William E. Boeing Distinguished Lecture 2004

Dr. Paul MacCready

Paul B. MacCready, Chairman AeroVironment Inc., delivered the sixth William E. Boeing Distinguished Lecture entitled Powering Devices with Minimum Renewable Energy.

The lecture, sponsored by the School of Aeronautics & Astronautics was held in Stewart Center's Fowler Hall on November 11, 2004 where MacCready shared his thoughts on how power generated by combustion engines, fuel cells, battery power, and hybrid combinations can be minimized by paying attention to fundamentals.

Dr. Paul MacCready, with an academic background in physics and aeronautics, has become meteorologist, inventor, world champion glider pilot, and explorer of new horizons in conserving energy and the environment and in teaching thinking skills. He received a B.S. in physics from Yale in 1947, an M.S. in physics from Caltech in 1948, and a Ph.D. in aeronautics from Caltech in 1952.
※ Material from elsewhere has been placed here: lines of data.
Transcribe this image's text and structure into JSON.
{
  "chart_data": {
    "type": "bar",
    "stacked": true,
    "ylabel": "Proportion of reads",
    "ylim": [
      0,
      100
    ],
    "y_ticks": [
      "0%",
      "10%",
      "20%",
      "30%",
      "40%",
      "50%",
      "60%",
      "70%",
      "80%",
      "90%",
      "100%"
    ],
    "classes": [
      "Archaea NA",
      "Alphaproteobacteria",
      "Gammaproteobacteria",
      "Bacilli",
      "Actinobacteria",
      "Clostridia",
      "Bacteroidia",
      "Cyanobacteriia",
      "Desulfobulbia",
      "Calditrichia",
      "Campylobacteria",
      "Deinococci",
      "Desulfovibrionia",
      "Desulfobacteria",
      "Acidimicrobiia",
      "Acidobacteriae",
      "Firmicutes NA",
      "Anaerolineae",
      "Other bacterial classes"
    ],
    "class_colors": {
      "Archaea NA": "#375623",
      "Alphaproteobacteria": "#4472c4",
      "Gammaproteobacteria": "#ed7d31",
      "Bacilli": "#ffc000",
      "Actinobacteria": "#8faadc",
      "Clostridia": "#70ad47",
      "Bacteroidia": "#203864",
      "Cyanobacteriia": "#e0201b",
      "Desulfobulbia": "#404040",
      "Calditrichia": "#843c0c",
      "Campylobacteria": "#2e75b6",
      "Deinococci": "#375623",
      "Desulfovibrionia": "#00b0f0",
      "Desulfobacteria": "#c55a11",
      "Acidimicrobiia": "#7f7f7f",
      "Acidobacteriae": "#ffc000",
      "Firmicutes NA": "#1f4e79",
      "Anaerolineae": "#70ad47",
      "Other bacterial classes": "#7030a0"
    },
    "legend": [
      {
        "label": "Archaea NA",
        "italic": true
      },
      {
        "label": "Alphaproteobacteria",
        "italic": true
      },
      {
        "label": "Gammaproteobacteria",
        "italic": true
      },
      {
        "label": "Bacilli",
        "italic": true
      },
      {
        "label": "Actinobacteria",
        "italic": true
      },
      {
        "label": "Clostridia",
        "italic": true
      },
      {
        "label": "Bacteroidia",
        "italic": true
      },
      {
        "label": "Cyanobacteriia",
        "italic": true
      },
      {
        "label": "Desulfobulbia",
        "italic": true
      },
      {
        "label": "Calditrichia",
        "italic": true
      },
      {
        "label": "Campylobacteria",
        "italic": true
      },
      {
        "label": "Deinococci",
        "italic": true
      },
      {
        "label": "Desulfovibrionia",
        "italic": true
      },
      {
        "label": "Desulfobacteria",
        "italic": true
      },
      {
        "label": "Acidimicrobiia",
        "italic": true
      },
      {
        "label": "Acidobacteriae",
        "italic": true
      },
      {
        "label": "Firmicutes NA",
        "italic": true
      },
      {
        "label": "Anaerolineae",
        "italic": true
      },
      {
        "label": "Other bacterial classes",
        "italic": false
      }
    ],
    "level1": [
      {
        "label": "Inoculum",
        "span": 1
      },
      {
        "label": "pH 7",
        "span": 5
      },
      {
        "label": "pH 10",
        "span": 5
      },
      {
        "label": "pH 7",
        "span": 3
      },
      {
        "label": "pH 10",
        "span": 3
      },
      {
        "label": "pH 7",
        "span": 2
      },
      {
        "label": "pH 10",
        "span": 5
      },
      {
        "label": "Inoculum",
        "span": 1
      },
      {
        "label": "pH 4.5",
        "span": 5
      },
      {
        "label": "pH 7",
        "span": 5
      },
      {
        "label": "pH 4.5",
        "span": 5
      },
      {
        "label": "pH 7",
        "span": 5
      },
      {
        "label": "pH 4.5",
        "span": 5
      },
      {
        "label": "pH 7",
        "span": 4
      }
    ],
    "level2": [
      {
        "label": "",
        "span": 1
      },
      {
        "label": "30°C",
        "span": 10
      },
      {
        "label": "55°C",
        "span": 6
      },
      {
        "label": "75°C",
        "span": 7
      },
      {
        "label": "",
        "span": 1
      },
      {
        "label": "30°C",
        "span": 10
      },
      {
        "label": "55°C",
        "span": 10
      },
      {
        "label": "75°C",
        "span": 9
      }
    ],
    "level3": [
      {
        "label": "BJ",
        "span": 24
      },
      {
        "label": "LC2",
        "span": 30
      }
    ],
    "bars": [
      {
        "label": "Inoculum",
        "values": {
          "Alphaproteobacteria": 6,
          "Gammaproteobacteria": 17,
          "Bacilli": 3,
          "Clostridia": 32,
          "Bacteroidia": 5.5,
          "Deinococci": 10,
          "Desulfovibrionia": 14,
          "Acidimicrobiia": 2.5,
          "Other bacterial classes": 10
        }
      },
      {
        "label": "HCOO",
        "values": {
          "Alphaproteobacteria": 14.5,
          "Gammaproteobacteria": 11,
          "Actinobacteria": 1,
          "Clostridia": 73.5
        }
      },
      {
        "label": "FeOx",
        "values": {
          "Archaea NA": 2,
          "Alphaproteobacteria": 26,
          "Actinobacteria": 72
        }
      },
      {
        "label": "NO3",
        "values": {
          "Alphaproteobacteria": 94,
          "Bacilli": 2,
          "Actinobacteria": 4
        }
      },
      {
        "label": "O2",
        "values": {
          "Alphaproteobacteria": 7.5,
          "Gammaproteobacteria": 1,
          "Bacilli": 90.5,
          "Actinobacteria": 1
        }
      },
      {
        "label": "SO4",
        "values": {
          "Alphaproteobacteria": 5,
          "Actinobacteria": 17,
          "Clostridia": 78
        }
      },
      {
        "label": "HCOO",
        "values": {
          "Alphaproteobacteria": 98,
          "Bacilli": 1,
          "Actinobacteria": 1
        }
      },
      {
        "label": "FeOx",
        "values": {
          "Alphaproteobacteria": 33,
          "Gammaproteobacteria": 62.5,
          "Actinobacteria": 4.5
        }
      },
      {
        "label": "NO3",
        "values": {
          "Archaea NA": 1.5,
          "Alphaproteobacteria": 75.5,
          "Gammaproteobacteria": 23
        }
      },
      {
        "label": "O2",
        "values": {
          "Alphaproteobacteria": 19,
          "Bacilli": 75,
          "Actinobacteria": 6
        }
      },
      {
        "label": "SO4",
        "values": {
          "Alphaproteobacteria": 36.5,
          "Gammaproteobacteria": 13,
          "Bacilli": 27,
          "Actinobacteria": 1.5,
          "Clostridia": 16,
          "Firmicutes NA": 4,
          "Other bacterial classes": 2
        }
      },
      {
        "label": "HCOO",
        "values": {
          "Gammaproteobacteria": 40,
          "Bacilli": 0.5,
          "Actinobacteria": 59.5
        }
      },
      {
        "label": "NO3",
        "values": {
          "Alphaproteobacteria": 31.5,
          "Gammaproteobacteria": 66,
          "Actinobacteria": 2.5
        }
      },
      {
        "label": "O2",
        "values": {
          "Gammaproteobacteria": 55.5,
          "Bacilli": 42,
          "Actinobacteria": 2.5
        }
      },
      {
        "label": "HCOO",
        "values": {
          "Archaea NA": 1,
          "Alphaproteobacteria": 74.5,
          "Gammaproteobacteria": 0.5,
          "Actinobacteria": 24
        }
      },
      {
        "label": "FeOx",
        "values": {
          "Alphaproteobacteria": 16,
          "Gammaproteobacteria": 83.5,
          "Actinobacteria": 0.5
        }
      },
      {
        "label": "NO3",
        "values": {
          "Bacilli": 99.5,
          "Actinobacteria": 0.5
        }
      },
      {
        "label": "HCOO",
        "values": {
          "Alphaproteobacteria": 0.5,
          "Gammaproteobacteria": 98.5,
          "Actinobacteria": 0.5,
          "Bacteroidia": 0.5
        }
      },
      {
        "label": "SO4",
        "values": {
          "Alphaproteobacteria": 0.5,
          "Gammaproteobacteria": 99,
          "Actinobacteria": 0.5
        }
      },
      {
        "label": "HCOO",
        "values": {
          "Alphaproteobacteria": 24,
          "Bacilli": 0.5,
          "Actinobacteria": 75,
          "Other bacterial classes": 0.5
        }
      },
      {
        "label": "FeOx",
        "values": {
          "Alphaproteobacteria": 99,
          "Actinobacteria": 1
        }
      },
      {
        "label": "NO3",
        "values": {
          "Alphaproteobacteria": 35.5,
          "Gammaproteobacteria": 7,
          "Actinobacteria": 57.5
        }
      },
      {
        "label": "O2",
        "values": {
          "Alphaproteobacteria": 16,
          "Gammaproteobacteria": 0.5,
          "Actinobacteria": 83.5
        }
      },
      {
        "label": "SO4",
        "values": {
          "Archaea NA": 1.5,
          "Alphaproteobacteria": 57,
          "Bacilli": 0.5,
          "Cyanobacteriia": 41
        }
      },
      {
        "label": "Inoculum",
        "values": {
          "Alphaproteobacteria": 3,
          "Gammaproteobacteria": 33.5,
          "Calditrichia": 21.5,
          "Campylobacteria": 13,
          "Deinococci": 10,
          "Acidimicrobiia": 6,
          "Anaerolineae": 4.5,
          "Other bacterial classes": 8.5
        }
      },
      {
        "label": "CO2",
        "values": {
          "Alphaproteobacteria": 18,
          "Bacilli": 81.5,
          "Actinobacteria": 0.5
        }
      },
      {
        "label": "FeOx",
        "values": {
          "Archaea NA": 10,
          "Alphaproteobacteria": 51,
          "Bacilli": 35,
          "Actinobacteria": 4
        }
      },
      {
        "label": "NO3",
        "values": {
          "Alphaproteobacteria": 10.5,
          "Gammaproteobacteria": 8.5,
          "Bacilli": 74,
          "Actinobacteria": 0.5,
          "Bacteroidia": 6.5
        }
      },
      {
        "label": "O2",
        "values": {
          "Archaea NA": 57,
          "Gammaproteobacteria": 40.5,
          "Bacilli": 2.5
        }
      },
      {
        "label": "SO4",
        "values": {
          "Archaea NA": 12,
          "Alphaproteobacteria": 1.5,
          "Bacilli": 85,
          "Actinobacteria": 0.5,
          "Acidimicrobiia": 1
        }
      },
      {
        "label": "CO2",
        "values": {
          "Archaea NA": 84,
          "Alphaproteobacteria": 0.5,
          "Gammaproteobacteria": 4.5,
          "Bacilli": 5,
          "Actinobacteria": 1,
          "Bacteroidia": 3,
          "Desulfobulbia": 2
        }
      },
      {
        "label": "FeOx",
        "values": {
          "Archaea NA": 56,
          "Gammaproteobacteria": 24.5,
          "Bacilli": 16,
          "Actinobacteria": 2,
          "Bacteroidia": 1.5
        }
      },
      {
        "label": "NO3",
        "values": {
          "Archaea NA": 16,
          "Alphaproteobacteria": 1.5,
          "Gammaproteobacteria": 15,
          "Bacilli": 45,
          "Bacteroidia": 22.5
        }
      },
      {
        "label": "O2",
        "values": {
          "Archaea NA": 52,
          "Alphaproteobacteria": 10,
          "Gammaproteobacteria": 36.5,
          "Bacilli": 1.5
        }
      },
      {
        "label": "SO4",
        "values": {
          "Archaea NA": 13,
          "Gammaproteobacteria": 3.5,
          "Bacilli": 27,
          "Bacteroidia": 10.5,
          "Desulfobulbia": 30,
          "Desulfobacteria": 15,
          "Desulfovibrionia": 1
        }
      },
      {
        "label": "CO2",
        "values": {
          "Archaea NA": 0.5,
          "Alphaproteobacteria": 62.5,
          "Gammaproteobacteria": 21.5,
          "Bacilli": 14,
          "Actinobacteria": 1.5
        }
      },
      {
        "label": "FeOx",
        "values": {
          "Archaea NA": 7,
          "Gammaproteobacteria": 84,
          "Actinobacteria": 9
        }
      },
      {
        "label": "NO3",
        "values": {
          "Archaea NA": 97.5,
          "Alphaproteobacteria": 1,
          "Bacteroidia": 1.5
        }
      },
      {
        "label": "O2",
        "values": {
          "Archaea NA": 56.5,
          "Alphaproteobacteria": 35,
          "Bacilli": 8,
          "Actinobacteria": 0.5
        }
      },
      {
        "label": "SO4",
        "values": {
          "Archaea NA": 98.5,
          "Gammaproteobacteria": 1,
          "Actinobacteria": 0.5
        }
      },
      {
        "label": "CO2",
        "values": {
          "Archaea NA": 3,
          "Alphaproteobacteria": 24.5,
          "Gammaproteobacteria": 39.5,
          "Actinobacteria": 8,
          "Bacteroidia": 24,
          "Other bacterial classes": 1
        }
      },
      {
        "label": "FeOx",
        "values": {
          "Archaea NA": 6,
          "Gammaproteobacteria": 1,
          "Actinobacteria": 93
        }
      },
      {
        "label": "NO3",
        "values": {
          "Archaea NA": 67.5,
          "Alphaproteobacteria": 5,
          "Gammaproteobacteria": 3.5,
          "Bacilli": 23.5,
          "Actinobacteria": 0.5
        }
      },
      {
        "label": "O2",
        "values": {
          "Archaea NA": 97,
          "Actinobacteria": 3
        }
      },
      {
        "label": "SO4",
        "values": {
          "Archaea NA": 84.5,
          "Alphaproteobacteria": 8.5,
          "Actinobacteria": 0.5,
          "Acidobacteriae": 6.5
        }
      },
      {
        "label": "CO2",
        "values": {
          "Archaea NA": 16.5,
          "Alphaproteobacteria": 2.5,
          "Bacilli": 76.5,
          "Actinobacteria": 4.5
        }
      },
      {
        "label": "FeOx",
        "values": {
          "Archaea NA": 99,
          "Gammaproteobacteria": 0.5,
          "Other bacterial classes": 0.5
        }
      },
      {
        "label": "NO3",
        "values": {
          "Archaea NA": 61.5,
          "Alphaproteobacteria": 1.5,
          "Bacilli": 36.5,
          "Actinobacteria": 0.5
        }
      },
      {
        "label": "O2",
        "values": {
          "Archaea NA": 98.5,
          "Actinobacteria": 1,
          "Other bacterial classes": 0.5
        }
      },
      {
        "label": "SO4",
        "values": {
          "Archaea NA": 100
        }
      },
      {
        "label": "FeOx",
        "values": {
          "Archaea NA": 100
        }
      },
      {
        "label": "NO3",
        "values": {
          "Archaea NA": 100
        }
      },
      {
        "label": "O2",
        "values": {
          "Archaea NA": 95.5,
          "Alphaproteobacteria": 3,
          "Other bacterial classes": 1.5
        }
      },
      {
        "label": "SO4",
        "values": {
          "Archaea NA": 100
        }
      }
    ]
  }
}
In 1977, his Gossamer Condor won the $95,000 award offered by British industrialist Henry Kremer for the first sustained, controlled human-powered flight. Two years later, its successor, the Gossamer Albatross, won aviation's largest prize, the $213,000 Kremer Award for a human-powered flight from England to France. Subsequently, he has led teams at AeroVironment Inc. that have created many additional pioneering vehicles.

In 1981, his DuPont-sponsored Solar Challenger carried a pilot 163 miles from Paris to England at 11,000 feet, powered solely by sunbeams. Another of his human-powered airplanes, the Bionic Bat, won two new Kremer speed prizes in 1984. Under the sponsorship of the National Air and Space Museum and Johnson Wax, his team developed a radio-controlled, wing-flapping, flying replica of a giant pterodactyl—a creature from 70 million years ago with a 36-foot wing span. The replica is the key "actor" in a wide screen IMAX film, On the Wing, which connects biological flight to aircraft.

In 1987, his group, working in conjunction with General Motors, built the GM Sunraycer, which won the solar car race across Australia (50 percent faster than the second-place vehicle). Next, the same team developed the GM-Impact, a battery-powered car. GM turned this into a commercial version called EV-1. In 2001, the solar-powered Helios, a huge, remotely-piloted descendant of the Solar Challenger, reached the stratospheric altitude of 96,863' (the highest an airplane has ever maintained level flight—by two miles).

AeroVironment's small battery-powered vehicles, such as the 9 lb. Pointer, are now being sold to the military in sizeable quantities for their ability to probe for hours with video and IR. His groups have also developed many commercial products for ground use as well as air, such as devices for using electricity to propel ground equipment at airports and factories, and to provide backup power for operational systems.

The Gossamer Condor now hangs in the Smithsonian Institution's National Air and Space Museum in Washington, D.C. It is one of five vehicles developed by MacCready's teams that have been acquired by the Smithsonian. His activities have been featured internationally in museum exhibits, TV documentaries, books and magazines. He lectures widely for industry and educational institutions, emphasizing creativity.

He is a member of the National Academy of Engineering, the American Academy of Arts and Sciences, and the American Philosophical Society, and has Fellow status in the American Institute of Aeronautics and Astronautics and the American Meteorological Society. He has been awarded numerous honorary degrees, and some thirty national and international honors including:

1979 Collier Trophy, awarded annually by the National Aeronautics Association for the greatest achievement in aeronautics or astronautics.
1980 Ingenieur of the Century Gold Medal, ASME.
1982 Lindbergh Award, for his "significant contributions toward creating a better balance between technology and the environment."
1987 Guggenheim Medal awarded by the three professional societies AIAA, SAE, and ASME.
1991 SAE Edward N. Cole Award for automotive engineering innovation.

Dr. MacCready lives in Pasadena, California, with his wife Judy. He founded AeroVironment Inc., now a rapidly growing company with a specialty in power electronic systems, providing services and products in the areas of environment, alternative energy, and efficient vehicles for land, sea, and air. He is on the Board of Directors of the Lindbergh Foundation and the Society for Amateur Scientists.